Modris Eksteins "Rites of Spring" is already considered a classic by many after only slightly more than a decade in print. It's a daring *cultural* history of World War I; Eksteins' controversial thesis is that modernism caused the war. Usually the Great War is seen as the last gasp of old Europe and the sentimental Victorian age, and modernist angst was ushered in by the psychological impact of the bloodbath. Eksteins demonstrates that the savagery was in the air beforehand--the horrors were well underway in the minds of European artists and intellectuals before the first shot was fired. The title comes from Stravinsky, of course, who was one of those artists who glorified the idea of purgation through violence (they were playing with fire). The concept reached its logical conclusion with Joseph Goebbels' proclamation that war was "spring without end!" Eksteins writes in a cool but passionate style that is unusually compelling.

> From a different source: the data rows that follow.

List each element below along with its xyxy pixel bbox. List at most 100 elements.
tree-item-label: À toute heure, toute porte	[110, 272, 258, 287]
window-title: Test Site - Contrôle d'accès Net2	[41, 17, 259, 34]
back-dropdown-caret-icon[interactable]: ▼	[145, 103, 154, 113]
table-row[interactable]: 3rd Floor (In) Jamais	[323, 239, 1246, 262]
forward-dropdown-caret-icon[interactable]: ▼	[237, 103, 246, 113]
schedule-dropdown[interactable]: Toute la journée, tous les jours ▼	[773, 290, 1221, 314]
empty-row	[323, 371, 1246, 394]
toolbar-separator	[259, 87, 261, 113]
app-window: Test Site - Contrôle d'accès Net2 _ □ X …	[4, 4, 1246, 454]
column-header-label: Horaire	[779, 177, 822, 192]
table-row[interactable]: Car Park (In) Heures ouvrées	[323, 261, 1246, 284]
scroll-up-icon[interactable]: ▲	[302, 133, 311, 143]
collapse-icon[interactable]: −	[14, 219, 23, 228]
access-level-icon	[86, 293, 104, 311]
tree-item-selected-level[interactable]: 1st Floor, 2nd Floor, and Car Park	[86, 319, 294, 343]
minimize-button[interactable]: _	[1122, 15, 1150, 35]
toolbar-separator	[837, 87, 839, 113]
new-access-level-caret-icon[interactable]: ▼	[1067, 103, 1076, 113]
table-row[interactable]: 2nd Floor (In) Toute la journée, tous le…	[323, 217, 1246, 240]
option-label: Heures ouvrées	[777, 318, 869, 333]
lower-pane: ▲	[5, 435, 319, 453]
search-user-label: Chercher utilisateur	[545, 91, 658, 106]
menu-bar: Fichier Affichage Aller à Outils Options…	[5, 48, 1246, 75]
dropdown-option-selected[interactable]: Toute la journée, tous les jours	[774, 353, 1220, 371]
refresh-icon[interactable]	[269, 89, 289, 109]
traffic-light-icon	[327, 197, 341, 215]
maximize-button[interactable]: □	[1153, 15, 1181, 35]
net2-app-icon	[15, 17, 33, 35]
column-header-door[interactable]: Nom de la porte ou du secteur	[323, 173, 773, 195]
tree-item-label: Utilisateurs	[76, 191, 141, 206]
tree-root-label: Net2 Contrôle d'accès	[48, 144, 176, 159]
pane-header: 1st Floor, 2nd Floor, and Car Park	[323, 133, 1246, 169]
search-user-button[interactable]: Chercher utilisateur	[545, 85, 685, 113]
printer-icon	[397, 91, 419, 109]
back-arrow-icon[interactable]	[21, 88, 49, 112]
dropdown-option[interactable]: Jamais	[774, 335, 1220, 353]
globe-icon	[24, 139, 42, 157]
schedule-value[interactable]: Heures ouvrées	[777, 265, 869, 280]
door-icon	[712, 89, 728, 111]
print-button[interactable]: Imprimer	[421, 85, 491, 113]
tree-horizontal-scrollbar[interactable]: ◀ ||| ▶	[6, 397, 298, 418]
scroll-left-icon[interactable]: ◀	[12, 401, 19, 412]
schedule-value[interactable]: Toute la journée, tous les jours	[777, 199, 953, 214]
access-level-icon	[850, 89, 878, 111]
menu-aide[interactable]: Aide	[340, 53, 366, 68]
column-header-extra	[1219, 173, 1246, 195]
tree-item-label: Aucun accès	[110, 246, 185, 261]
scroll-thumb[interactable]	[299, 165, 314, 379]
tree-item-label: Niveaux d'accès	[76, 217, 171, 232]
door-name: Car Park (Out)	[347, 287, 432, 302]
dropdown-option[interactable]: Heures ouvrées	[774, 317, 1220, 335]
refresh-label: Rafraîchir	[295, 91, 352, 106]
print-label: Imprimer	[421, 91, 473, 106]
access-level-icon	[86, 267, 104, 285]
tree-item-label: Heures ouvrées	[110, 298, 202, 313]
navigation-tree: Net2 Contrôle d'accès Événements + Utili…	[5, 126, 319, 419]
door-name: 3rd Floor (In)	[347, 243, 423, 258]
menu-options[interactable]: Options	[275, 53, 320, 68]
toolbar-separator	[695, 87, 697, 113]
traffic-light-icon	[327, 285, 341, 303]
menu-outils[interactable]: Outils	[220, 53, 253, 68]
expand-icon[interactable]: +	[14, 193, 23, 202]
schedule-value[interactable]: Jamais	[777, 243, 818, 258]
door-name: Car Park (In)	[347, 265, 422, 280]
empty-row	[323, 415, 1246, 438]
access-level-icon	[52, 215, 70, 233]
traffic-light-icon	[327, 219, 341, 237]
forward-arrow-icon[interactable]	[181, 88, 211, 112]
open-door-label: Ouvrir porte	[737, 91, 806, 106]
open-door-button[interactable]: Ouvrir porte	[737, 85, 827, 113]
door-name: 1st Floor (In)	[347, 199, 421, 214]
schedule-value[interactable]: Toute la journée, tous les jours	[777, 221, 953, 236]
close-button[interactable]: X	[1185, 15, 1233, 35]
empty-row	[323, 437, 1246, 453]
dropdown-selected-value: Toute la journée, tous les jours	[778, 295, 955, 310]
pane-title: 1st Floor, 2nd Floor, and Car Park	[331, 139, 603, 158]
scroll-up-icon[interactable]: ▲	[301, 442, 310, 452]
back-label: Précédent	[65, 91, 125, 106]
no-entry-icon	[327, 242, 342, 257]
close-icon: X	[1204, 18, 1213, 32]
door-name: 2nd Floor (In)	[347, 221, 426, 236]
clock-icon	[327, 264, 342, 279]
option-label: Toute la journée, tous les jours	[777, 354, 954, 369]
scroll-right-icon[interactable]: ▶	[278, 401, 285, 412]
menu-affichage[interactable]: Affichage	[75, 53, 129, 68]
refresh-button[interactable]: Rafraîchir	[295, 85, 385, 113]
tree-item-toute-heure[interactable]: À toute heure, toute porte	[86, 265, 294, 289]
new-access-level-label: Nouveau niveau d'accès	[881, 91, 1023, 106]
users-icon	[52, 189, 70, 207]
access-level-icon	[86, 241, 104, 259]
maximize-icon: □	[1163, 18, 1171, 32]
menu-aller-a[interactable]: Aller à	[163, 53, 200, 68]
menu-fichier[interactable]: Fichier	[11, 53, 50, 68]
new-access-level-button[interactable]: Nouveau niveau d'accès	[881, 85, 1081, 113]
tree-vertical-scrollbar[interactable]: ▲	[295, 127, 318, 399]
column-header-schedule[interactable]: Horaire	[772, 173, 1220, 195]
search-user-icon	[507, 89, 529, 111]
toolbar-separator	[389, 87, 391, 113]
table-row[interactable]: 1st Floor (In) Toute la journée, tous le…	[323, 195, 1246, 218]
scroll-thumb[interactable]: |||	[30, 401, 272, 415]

This is a must read for history buffs and anyone who wants to know why the last century was a slaughterhouse.

History Rendered in Music

I found Ecksteins take on the first half of the twentieth century completely enthralling. Some arguments convince by logic and fact, others by force, others still by sheer eloquence. Ecksteins' work falls into the last category. And how does one defend it except by saying 'read for yourself'? Of course he may play fast and loose with events; his observations flit across the the century with the vitality and impulsiveness he attributes to the modern age itself. Basically, Ecksteins is trying to demonstrate how the Great War began as a clash or two great cultural ideas (a conservative one represented mostly by England and France, and a modernist, spritual one represented by Germany), and ended with Germany's defeat on the battlefield but the victory of her modernist spirit. these modernist sentiments were already in embryo in the years before the war, but particularly in Germany. The utter destruction and seeming senselessness of the war, its incongruity with everything we had thus far been led to believe in, assured continued life and well-being to the modernist "ethos". This ethos is difficult to explain but may be characterized as a concern with "life lived" rather than "life examined". The moment became predominant. Aesthetics took precedence over ethics, art over history. Within 15 years of the end of WWI these modernist notions resurfaced with a new terrible face, that of Nazism, whose cult of ultimate egotism, and a focus on spectacle in its mad dash to recreate the world, made it the most visible legacy of the birth of the modern. Hitler was a veteran of the trenches, this is no paradox. Ecksteins takes a very literary approach to history. Musical would be better imagery. Unconcerned with tables or statistics, Ecksteins composes a historical symphony; his text flows like music, at times with no seemingly logical connection to his facts other than that, flowing one into the other, they could not be otherwise. If you're a legalist at heart stay away. If you're a poet who loves history you may find yourself mulling over Ecksteins the way you hum an irrepressible tune.